Friday, November 23, 2007

The Meaning of the Thomas Gospel

It pays to dig deeper. It always does. My own experiences with the Thomas gospel started innocently enough. My mindset from very early on was one of feeling that Jesus was a teacher who I wanted to find, but somehow he seemed buried under the archaeological rubble of stories, theories, theology and dogma about him, which had pretty much obliterated anything he might have ever said. I was pretty much raised in the notion that the churches were not the place to start looking. As a young man, and literate in Greek, I began to focus on the fact that Jesus had spoken Aramaic, and began to study the Aramaicisms in NT Greek, guided by the likes of Gustaf Dalman and Matthew Black, which led nowhere fast, other than some interesting dabbling in Aramaic, but never any meaningful mastery, for by that time I began to see how ludicrous the attempt was. Surely if Jesus really was who I thought he was, he was not dependent on my learning Aramaic, just because that was his language 2,000 years ago. In retrospect I recognize that experience as clear guidance, and that he was saying to me that he was perfectly capable of speaking my language, so there was no use in taking the long way around. So I decided the exercise was silly, and not worth pursuing further.

Thomas popped up in my teens because my parents went to a lecture by Prof. Gilles Quispel, and excitement was in the air over hearing something perhaps more original than the gospels we had. Somehow it was to be still a few decades before Thomas was to start getting the attention it deserved, because of the increasing recognition that it did in fact predate the Canonical Gospels and more importantly the Inventor of Christianity, aka. Paul of Tarsus. But the Thomas Gospel is a symbol, and its history is itself a parable, of how we buried (but literally!) the clearest record of the teachings of Jesus, which have an immediacy, that still speaks to us today, with more force of directness than almost any of the stories about him.

When in the 3rd Logion he tells us in colorful imagery not to listen to the teachers that tell you the Kingdom is elsewhere, then this is quite in the same vein as the Course's notion of a "Journey without distance to a goal that has never changed," (ACIM:T-8.VI.9:7) and the Jesus speaking to us wants to be invited into our life here and now--whenever here and now is, for we are always in the moment, unless we take another ego detour which merely validates the time-space framework of the world. The whole ego-ploy that made him into a religion, not to mention an important historical figure, in fact separates him from us and us from him, and puts him on a pedestal. "Some bitter idols have been made of him who would be only brother to the world,"  the Course says (ACIM:C-5.5). This presence and immediacy which is asking for our attention, places us in the borderland between learning and knowing, which is described in the Course as follows: "There is nothing about me that you cannot attain. I have nothing that does not come from God. The difference between us now is that I have nothing else.
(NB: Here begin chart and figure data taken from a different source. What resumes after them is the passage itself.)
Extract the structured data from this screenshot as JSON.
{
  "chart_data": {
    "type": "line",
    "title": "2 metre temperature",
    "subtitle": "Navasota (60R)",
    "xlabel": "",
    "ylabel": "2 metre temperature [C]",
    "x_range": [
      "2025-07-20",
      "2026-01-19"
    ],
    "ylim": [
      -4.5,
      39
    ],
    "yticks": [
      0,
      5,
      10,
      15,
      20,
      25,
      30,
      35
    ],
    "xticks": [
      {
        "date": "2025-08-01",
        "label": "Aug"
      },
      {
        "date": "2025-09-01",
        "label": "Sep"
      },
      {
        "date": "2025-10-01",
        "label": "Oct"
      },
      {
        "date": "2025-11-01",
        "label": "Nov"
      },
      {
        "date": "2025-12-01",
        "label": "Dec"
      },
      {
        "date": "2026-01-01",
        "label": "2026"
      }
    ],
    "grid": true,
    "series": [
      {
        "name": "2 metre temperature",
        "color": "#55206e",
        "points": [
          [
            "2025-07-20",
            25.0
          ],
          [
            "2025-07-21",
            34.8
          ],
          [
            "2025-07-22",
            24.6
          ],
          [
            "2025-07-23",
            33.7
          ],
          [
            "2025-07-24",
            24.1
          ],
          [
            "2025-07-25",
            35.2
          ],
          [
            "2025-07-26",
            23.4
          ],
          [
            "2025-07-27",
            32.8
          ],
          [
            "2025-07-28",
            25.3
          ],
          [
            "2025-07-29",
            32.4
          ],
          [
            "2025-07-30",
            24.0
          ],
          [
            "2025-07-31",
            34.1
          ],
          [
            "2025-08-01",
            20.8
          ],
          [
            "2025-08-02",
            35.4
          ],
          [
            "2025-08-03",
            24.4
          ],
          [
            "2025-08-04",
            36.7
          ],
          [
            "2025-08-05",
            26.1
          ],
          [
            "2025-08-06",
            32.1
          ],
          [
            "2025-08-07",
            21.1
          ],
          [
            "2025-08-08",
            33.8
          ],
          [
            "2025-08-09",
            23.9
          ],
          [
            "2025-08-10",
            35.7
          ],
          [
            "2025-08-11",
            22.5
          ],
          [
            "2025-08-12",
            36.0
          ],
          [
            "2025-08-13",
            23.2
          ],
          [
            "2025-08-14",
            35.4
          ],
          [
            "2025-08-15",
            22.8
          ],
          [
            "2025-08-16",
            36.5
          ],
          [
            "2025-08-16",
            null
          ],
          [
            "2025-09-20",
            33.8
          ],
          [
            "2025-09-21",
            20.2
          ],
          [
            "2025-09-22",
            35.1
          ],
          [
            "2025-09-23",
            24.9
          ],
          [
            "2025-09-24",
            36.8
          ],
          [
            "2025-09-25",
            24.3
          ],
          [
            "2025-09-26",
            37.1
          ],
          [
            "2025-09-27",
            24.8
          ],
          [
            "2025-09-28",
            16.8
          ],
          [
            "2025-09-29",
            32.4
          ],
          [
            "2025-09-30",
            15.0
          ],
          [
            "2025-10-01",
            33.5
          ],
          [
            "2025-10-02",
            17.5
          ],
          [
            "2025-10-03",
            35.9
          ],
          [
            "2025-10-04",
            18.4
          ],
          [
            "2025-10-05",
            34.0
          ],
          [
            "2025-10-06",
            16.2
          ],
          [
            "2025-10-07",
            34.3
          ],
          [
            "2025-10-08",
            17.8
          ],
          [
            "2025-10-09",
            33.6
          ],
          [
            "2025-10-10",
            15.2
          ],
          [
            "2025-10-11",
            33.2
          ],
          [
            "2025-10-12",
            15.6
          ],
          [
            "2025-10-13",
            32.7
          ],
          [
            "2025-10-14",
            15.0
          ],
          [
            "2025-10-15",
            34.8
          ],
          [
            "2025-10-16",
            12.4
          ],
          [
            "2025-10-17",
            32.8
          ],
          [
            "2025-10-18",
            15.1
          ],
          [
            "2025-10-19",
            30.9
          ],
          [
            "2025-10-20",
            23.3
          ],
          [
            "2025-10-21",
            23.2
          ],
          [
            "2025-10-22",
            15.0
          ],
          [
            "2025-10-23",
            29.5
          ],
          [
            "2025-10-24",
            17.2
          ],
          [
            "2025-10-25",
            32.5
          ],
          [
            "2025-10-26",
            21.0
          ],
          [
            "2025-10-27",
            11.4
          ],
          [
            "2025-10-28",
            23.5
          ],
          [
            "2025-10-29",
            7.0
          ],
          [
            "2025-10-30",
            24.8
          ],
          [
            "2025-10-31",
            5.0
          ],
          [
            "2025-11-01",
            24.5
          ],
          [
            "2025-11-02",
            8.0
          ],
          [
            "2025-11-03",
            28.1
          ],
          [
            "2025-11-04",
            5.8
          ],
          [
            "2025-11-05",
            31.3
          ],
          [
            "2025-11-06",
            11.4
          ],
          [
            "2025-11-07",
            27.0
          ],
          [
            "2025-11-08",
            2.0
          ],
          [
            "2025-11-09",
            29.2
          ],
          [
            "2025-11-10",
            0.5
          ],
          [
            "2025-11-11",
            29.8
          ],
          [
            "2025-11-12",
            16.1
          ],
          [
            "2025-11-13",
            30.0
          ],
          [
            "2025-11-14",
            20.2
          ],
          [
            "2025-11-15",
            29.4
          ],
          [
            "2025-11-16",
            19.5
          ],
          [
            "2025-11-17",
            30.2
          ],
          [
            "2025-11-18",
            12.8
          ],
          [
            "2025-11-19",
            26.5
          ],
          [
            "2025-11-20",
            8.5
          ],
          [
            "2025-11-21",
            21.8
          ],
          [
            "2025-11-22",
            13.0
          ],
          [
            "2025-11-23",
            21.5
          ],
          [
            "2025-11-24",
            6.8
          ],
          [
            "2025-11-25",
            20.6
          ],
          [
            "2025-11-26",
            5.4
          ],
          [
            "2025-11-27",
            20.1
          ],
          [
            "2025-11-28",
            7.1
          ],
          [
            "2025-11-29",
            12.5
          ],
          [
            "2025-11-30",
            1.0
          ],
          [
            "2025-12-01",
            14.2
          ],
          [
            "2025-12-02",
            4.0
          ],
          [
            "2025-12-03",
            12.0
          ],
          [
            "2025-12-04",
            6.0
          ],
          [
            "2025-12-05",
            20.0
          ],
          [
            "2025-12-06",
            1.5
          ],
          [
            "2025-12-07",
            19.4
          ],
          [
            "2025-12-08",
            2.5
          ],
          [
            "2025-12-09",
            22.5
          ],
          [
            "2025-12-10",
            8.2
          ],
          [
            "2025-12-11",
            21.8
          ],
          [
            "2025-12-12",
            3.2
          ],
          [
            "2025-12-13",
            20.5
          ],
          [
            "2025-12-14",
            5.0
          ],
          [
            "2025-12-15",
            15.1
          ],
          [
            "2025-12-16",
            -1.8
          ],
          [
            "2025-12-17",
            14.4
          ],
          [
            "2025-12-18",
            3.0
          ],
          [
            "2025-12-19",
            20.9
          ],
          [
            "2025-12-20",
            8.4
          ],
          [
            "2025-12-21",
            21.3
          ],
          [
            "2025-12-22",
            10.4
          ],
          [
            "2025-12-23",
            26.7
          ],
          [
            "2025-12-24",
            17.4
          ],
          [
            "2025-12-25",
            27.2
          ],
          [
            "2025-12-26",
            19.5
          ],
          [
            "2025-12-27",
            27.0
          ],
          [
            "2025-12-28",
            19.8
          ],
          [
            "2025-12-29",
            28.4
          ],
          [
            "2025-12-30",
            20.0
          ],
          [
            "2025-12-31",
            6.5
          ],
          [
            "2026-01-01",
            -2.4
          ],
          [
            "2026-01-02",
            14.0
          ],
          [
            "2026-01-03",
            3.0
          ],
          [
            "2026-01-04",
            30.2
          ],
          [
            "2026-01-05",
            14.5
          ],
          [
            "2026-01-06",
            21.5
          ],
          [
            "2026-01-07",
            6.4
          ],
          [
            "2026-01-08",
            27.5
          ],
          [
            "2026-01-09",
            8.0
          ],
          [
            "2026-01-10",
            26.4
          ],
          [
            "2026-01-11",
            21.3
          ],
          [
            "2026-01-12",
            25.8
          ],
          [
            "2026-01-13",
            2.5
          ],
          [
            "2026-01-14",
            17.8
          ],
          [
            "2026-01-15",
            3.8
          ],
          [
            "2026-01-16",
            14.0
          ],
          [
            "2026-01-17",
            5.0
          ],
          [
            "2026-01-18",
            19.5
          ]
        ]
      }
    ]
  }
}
This leaves me in a state which is only potential in you."

So having the Kingdom is entirely possible to us, but we're our own worst enemies as long as we hold on to "something else," and the forgiveness process of the Course, as much as the core of any other spiritual path must be the gradual realization that the ego's "something else," is nothing, and giving it up is no sacrifice, once we start wondering why we are holding on for dear life to smeothing so totally valueless. A key passage in the Course describes it thus:

No one who comes here but must still have hope, some lingering illusion, or some dream that there is something outside of himself that will bring happiness and peace to him. 2 If everything is in him this cannot be so. 3 And therefore by his coming, he denies the truth about himself, and seeks for something more than everything, as if a part of it were separated off and found where all the rest of it is not. 4 This is the purpose he bestows upon the body; that it seek for what he lacks, and give him what would make himself complete. 5 And thus he wanders aimlessly about, in search of something that he cannot find, believing that he is what he is not. (ACIM:T-29.VII.2)


And again, to come back to Thomas, this Jesus who is here with us, now, in the moment if we let the book speak to us, tells us in Logion 42 to "Be passersby,"  to climb in the observer's seat (with Jesus naturally), for looking at the ego with him is the process which will undo the ego's spell. The ego not only sells us the Brooklyn Bridge, but the whole universe, all of time and space, and for the longest time we all think it is quite something, much like Plato's prisoners believe they are seeing reality on the wall in their cave. Yet the way out is right here, in front of our face, if we honestly look with the forgiveness of Jesus (doing it alone we may feel stupid having bought the damn bridge, let alone the rest of it), for only with his love beside us can we gently let it go. So our shortest way home always starts right here, if we choose to rely on this Internal Teacher who is as our Elder Brother, offering us his guiding hand to help us find the way home, for in Logion 5 he is quoted as saying:

Know what is in front of your face, and what is hidden from you will be disclosed to you. There is nothing hidden that will not be revealed.
(Pursah's Gospel of Thomas, in Your Immortal Reality, P. 163)

The resurrection is ours if we will only open the book, and sit with it, and realize he's talking to us, and he'll walk right off the page, if we'd just let him in.